Historically Black Colleges and Universities (HBCUs) are postsecondary institutions that were originally founded for the purpose of providing educational opportunities for African Americans before and after the Civil War. 

Today, there are over 100 HBCUs, located in 20 states, the District of Columbia, and the Virgin Islands. They include accredited two- and four-year as well as graduate and professional institutions. 


Philander Smith Today

Philander Smith College was established in Little Rock in 1877 to provide educational opportunities for former slaves following the Civil War. The college was opened under the supervision of the Freedmen’s Aid Society of The Methodist Episcopal Church, and it was named Walden Seminary.  In 1882, Adeline Smith, widow of Philander Smith-an Illinois philanthropist-donated $10,500 to Walden Seminary. The school’s trustees renamed the institution Philander Smith College in recognition of this gift. Philander Smith College awarded its first baccalaureate degree in 1888 and became accredited by the North Central Association of Colleges and Schools in 1949. 

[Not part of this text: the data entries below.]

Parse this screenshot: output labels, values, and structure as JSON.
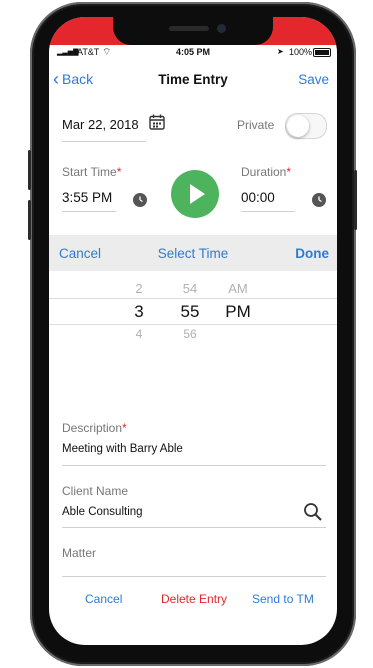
{
  "status_bar": {
    "carrier": "AT&T",
    "time": "4:05 PM",
    "battery": "100%"
  },
  "nav": {
    "back_label": "Back",
    "title": "Time Entry",
    "save_label": "Save"
  },
  "date": {
    "value": "Mar 22, 2018",
    "private_label": "Private",
    "private_on": false
  },
  "start_time": {
    "label": "Start Time",
    "required_mark": "*",
    "value": "3:55 PM"
  },
  "duration": {
    "label": "Duration",
    "required_mark": "*",
    "value": "00:00"
  },
  "picker_bar": {
    "cancel_label": "Cancel",
    "title": "Select Time",
    "done_label": "Done"
  },
  "time_picker": {
    "hours": [
      "2",
      "3",
      "4"
    ],
    "minutes": [
      "54",
      "55",
      "56"
    ],
    "periods": [
      "AM",
      "PM"
    ],
    "selected": {
      "hour": "3",
      "minute": "55",
      "period": "PM"
    }
  },
  "description": {
    "label": "Description",
    "required_mark": "*",
    "value": "Meeting with Barry Able"
  },
  "client": {
    "label": "Client Name",
    "value": "Able Consulting"
  },
  "matter": {
    "label": "Matter",
    "value": ""
  },
  "actions": {
    "cancel_label": "Cancel",
    "delete_label": "Delete Entry",
    "send_label": "Send to TM"
  },
  "colors": {
    "accent": "#2f7bd3",
    "brand_red": "#e4272d",
    "play_green": "#4db35c"
  }
}
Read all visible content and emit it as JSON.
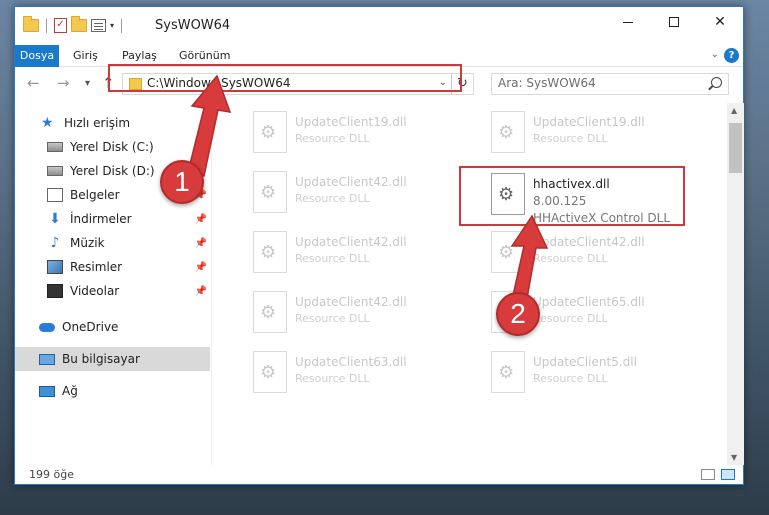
{
  "window": {
    "title": "SysWOW64",
    "minimize": "—",
    "maximize": "",
    "close": "✕"
  },
  "ribbon": {
    "tabs": [
      "Dosya",
      "Giriş",
      "Paylaş",
      "Görünüm"
    ],
    "help": "?"
  },
  "navigation": {
    "back": "←",
    "forward": "→",
    "recent": "▾",
    "up": "↑",
    "address": "C:\\Windows\\SysWOW64",
    "refresh": "↻",
    "search_placeholder": "Ara: SysWOW64"
  },
  "sidebar": {
    "items": [
      {
        "label": "Hızlı erişim",
        "icon": "star-icon"
      },
      {
        "label": "Yerel Disk (C:)",
        "icon": "drive-icon",
        "pinned": true
      },
      {
        "label": "Yerel Disk (D:)",
        "icon": "drive-icon",
        "pinned": true
      },
      {
        "label": "Belgeler",
        "icon": "documents-icon",
        "pinned": true
      },
      {
        "label": "İndirmeler",
        "icon": "download-icon",
        "pinned": true
      },
      {
        "label": "Müzik",
        "icon": "music-icon",
        "pinned": true
      },
      {
        "label": "Resimler",
        "icon": "pictures-icon",
        "pinned": true
      },
      {
        "label": "Videolar",
        "icon": "videos-icon",
        "pinned": true
      },
      {
        "label": "OneDrive",
        "icon": "onedrive-icon"
      },
      {
        "label": "Bu bilgisayar",
        "icon": "this-pc-icon",
        "selected": true
      },
      {
        "label": "Ağ",
        "icon": "network-icon"
      }
    ]
  },
  "files": {
    "left_column": [
      {
        "name": "UpdateClient19.dll",
        "desc": "Resource DLL"
      },
      {
        "name": "UpdateClient42.dll",
        "desc": "Resource DLL"
      },
      {
        "name": "UpdateClient42.dll",
        "desc": "Resource DLL"
      },
      {
        "name": "UpdateClient42.dll",
        "desc": "Resource DLL"
      },
      {
        "name": "UpdateClient63.dll",
        "desc": "Resource DLL"
      }
    ],
    "right_column": [
      {
        "name": "UpdateClient19.dll",
        "desc": "Resource DLL"
      },
      {
        "name": "hhactivex.dll",
        "version": "8.00.125",
        "desc": "HHActiveX Control DLL",
        "active": true
      },
      {
        "name": "UpdateClient42.dll",
        "desc": "Resource DLL"
      },
      {
        "name": "UpdateClient65.dll",
        "desc": "Resource DLL"
      },
      {
        "name": "UpdateClient5.dll",
        "desc": "Resource DLL"
      }
    ]
  },
  "status": {
    "item_count": "199 öğe"
  },
  "callouts": [
    "1",
    "2"
  ],
  "colors": {
    "accent": "#1979ca",
    "highlight": "#d0393a",
    "callout": "#d83b3b"
  }
}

Today, Philander Smith College is one of four historically black colleges and universities in Arkansas and is affiliated with the United Methodist Church and the United Negro College Fund.  The college places special emphasis upon the importance of service among its faculty and students and encourages their participation in the greater Little Rock community.  Among its illustrious alumni, Philander Smith College includes Dr. Joycelyn Elders, former U.S. Surgeon General, Charles Adams, an inventor who developed the U.S. Postal Service sorting machine, and Huburt “Geese” Ausbie, former Harlem Globetrotter. 

A project through the Historically Black Colleges and Universities (HBCU) Grant Program, which helps preserve the historic structures on HBCU campuses, funded restoration and renovation work on the James Monroe Cox Administration Building at Philander Smith College in 2018.